Zum Auftakt des Summit on European Digital Sovereignty in Berlin forderten der französische und der deutsche Verband der Elektro- und Digitalindustrie eine proaktive Strategie für die digitale Souveränität Europas. FIEEC und ZVEI betonen die Notwendigkeit von Innovation, offenen Märkten und internationalen Kooperation. Bislang sei die Debatte in Europa zu defensiv geführt worden, so Wolfgang Weber (Bild), Vorsitzender der ZVEI-Geschäftsführung. „Es ist Zeit für einen Paradigmenwechsel: Europa muss seine industriellen Stärken stärken und sich auf die nächste Generation digitaler Technologien konzentrieren, statt lediglich aufzuholen.“
Ein Schwerpunkt müsse auf der Stärkung industrieller KI liegen und ihre Integration in nationale und europäische Innovationsstrategien und Förderprogramme.

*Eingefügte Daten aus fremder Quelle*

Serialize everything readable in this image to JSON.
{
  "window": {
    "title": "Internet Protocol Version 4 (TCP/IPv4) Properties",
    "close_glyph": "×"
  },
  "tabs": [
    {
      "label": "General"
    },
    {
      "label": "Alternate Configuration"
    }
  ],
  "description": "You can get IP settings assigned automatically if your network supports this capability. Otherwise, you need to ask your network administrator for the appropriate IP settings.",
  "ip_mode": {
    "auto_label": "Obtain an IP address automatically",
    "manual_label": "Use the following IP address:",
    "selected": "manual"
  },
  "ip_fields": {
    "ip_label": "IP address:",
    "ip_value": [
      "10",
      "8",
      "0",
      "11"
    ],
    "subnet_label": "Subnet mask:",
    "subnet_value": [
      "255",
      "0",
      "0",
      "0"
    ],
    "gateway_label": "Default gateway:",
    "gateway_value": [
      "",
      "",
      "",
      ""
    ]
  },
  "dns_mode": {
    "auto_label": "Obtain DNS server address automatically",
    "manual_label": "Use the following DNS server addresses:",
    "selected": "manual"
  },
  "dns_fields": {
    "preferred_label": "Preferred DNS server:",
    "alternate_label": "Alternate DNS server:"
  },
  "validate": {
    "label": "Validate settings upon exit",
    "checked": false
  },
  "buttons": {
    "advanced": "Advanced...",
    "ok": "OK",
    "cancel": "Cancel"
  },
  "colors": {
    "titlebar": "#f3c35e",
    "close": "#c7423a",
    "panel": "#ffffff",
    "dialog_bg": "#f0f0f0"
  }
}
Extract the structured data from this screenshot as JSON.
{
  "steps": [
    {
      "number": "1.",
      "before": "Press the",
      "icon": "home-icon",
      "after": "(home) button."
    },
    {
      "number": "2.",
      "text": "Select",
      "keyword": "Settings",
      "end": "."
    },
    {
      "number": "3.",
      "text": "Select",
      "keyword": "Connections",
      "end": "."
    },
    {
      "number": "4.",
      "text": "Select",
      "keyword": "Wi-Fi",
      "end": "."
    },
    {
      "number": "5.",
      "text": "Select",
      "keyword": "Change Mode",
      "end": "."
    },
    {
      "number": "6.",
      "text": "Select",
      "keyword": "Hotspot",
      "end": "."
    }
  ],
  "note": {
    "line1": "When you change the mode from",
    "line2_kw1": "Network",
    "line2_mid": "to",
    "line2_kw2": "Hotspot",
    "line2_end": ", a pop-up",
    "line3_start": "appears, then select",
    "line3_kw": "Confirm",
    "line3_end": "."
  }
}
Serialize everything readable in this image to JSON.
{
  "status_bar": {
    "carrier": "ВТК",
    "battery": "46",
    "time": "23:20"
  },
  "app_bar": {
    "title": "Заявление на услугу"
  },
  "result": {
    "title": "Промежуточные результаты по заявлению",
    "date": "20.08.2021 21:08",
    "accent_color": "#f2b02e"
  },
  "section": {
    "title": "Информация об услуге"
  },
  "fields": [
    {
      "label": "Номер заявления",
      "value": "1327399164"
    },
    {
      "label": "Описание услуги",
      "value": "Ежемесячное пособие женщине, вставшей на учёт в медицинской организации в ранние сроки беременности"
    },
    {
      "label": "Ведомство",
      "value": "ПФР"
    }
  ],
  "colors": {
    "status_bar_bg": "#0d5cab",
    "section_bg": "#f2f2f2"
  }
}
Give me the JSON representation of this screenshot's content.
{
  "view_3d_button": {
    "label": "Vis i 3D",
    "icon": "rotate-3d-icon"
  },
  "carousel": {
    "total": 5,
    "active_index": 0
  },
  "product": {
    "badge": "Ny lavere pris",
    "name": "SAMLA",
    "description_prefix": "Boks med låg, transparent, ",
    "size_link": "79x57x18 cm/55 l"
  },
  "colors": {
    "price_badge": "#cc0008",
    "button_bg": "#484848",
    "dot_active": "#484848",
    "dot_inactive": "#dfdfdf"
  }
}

Gleichzeitig gelte es, Doppelregulierungen im Rahmen des AI Act zu vermeiden und Übergangsfristen an die Verfügbarkeit von Standards anzupassen. Ebenso wichtig sei die Etablierung offener und sicherer Datenräume, unterstreichen die Verbände. Sie fordern die weitere Förderung souveräner Datenräume wie Manufacturing-X und einen wirksamen Schutz von Geschäftsgeheimnissen.
Außerdem müsse Cybersecurity als strategisches Technologiefeld ausgebaut werden. Dabei seien Anforderungen verhältnismäßig zu gestalten, öffentliche und private Partnerschaften auszubauen und internationale Austauschformate zu etablieren.